For omega-3's to do their work, they can't compete with other kinds of fat for entry into cells and for creation of hormones. As is mentioned elsewhere on this site, drinking alcohol within a few hours of taking omega-3 supplements or eating fish destroys their essential fatty acids. In the study referenced above, a ‘low fat’ diet turned out to be 15% fat, instead of the usual 40%. For many men, that is a drastic reduction in fat.
Omega-3 fatty acid's are helpful, but they don't do all the work alone. You have to avoid excesses of other kinds of fat, and time your alcohol consumption so it does not interfere.
But What Does This Have to Do with Krill Oil?
Omega-3 essential fatty acids are not just found in fish oil. They are even more abundant in krill oil.
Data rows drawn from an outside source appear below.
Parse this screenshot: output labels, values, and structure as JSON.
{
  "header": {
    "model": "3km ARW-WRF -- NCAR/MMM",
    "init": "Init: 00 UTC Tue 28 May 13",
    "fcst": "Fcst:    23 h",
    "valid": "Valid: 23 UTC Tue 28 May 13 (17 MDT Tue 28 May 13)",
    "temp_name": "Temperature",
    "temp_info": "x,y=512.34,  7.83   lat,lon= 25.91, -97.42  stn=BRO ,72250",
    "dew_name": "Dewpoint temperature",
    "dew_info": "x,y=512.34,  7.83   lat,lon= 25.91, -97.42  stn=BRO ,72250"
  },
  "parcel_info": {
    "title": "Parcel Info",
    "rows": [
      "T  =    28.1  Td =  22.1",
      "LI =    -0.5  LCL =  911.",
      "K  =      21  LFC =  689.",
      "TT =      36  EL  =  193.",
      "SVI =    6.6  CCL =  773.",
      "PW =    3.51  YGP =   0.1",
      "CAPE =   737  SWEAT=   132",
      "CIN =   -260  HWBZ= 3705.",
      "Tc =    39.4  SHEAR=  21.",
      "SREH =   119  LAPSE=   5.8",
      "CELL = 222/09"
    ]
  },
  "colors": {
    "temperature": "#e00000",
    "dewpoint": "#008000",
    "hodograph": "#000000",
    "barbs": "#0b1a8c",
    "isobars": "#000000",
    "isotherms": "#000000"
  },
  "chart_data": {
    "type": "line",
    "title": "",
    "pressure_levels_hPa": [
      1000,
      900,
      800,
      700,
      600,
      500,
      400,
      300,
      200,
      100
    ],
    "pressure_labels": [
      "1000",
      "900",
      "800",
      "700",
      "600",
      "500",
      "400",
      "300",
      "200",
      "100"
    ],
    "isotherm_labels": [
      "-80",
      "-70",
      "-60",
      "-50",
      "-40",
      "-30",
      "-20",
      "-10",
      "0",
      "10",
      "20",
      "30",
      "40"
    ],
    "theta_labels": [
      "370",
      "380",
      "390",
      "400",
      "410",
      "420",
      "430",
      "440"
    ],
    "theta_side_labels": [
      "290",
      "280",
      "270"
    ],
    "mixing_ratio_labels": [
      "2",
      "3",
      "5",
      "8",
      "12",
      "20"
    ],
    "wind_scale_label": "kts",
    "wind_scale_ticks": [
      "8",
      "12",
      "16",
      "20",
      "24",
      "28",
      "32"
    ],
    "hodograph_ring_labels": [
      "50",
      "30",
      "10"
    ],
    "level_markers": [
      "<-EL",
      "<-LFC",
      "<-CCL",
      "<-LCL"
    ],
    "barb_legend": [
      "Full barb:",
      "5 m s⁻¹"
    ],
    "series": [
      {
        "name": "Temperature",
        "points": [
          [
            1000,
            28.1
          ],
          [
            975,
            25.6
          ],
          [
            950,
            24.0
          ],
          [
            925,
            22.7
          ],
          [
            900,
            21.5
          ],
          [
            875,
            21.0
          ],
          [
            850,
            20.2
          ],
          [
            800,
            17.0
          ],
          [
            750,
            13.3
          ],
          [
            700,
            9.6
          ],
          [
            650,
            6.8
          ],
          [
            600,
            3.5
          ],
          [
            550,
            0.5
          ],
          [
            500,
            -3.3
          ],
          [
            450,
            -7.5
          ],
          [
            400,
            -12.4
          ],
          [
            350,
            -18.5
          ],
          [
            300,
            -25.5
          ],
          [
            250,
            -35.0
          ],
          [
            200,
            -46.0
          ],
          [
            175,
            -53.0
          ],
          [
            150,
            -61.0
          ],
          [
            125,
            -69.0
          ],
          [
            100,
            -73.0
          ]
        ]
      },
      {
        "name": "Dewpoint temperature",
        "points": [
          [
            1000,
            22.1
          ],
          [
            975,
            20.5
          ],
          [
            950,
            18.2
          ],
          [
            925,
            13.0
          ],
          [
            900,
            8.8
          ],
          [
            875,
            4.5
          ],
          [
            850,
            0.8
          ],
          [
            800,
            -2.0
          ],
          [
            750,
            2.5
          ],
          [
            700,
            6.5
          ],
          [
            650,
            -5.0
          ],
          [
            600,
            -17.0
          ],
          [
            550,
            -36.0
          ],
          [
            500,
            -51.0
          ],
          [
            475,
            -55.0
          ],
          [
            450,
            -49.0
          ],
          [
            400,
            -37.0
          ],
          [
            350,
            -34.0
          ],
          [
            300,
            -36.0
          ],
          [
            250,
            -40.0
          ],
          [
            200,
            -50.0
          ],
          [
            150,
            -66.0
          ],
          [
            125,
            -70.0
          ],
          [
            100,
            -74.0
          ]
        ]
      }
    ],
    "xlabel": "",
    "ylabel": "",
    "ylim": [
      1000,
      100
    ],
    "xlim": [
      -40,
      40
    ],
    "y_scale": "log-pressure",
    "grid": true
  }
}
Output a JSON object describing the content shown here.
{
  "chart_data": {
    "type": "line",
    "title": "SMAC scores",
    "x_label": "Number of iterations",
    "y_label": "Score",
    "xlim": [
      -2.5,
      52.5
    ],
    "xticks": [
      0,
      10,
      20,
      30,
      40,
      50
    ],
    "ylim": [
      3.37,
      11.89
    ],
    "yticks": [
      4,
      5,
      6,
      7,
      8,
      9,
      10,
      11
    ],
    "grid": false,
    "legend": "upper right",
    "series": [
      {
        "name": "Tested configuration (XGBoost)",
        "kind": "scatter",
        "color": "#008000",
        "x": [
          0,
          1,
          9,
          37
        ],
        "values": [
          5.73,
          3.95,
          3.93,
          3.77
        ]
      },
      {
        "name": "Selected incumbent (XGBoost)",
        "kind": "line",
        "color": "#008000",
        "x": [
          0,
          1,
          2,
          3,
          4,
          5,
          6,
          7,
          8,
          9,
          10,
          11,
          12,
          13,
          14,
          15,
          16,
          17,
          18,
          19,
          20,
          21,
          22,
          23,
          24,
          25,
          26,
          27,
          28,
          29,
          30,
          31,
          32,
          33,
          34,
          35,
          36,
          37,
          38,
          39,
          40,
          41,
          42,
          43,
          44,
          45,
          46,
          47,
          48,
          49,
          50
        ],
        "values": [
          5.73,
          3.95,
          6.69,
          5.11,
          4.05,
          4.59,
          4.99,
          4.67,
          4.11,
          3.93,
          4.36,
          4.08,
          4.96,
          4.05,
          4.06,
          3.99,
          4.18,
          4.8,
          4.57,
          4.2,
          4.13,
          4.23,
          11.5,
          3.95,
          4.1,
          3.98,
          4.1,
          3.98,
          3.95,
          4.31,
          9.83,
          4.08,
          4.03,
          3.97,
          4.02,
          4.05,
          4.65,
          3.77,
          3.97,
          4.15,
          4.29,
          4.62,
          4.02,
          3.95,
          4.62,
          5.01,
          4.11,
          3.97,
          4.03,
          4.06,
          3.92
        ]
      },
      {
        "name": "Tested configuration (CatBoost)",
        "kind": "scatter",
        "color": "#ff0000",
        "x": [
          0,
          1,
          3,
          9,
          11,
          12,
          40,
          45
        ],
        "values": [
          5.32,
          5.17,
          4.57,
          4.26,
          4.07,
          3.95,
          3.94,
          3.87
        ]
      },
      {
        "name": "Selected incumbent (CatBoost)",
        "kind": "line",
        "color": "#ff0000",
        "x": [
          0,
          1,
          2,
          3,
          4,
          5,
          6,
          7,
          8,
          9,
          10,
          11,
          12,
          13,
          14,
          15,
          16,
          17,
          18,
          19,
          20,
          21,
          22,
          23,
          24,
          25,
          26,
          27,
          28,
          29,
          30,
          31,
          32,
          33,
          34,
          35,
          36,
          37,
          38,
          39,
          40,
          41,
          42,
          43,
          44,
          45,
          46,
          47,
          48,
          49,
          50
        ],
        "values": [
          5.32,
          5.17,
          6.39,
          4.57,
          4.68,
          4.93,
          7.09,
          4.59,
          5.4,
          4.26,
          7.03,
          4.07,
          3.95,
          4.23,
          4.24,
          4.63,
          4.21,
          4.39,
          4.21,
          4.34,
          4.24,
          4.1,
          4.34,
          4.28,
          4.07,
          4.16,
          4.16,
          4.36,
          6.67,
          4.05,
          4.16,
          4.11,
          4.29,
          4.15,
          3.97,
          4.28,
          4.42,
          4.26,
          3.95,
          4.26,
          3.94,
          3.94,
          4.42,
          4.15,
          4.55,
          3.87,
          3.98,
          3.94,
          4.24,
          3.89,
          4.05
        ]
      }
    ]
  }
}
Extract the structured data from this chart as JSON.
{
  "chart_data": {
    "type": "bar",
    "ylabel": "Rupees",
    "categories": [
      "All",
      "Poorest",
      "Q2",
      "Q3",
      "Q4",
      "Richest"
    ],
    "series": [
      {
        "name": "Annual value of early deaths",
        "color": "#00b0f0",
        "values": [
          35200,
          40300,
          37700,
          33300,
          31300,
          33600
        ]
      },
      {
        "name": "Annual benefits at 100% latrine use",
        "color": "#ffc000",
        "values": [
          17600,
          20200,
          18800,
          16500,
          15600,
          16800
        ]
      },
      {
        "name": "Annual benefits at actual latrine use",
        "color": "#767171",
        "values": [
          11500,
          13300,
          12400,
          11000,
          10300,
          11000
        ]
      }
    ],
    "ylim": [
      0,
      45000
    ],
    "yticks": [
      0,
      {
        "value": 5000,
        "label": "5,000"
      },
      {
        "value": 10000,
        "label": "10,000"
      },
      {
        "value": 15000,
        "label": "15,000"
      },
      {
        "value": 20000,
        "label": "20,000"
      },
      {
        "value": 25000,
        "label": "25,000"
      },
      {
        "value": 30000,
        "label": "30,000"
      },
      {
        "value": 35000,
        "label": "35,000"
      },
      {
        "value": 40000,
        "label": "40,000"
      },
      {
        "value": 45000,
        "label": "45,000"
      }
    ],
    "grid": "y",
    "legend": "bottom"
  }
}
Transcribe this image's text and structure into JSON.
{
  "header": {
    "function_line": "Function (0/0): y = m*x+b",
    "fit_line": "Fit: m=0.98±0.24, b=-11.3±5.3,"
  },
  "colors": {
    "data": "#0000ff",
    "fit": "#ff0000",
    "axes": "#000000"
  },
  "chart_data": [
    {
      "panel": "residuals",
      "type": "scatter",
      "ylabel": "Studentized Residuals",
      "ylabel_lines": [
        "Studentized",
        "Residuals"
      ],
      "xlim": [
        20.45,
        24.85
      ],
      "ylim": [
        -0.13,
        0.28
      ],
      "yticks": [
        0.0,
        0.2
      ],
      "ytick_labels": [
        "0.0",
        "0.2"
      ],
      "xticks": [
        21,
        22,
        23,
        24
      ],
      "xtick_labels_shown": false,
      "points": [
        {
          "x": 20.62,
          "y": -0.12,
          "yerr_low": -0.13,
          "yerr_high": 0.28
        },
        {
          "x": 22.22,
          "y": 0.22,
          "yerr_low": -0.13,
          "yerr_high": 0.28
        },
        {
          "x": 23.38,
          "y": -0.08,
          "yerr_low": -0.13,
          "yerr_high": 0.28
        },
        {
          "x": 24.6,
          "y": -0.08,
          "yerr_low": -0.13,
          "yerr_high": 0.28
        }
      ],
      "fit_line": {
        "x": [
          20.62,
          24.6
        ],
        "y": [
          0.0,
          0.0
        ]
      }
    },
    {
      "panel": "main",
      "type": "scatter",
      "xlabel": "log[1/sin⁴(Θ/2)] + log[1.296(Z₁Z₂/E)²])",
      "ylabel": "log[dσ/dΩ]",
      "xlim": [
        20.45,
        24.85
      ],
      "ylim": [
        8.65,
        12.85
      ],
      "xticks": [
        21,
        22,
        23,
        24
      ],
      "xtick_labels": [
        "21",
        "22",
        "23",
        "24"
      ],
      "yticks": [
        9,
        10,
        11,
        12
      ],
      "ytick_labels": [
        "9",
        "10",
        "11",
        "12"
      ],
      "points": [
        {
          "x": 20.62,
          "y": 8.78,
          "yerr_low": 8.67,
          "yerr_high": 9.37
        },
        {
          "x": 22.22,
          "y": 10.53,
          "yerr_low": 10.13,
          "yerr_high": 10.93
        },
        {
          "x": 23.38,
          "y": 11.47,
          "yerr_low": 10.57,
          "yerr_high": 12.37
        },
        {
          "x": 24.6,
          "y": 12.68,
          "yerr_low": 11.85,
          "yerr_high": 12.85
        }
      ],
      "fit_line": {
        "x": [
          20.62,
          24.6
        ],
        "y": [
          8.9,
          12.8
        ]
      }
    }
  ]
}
And your body is able to absorb all omega-3 fatty acids from krill oil, unlike it can with fish oils. But all these studies really tell us is that krill oil is effective as part of a lower-fat, higher-antioxidant healthy diet, too.
And something else important you need to understand, is that NO clinical trial, study or research has found any harmful effect from taking krill oil (or any other marine sources omega-3 essential fatty acids), relating to any form of cancer.
Fenton JI, Hord NG, Ghosh S, Gurzell EA. mmunomodulation by dietary long chain omega-3 fatty acids and the potential for adverse health outcomes. Prostaglandins Leukot Essent Fatty Acids. 2013 Sep 30. doi:pii: S0952-3278(13)00192-0.
Galet C, Gollapudi K, Stepanian S, Byrd JB, Henning SM, Grogan T, Elashoff D, Heber D, Said JW, Cohen P, Aronson WJ. Effect of a Low-fat Fish Oil Diet on Pro-inflammatory Eicosanoids and Cell Cycle Progression Score in Men Undergoing Radical Prostatectomy. Cancer Prev Res (Phila). 2013 Oct 29.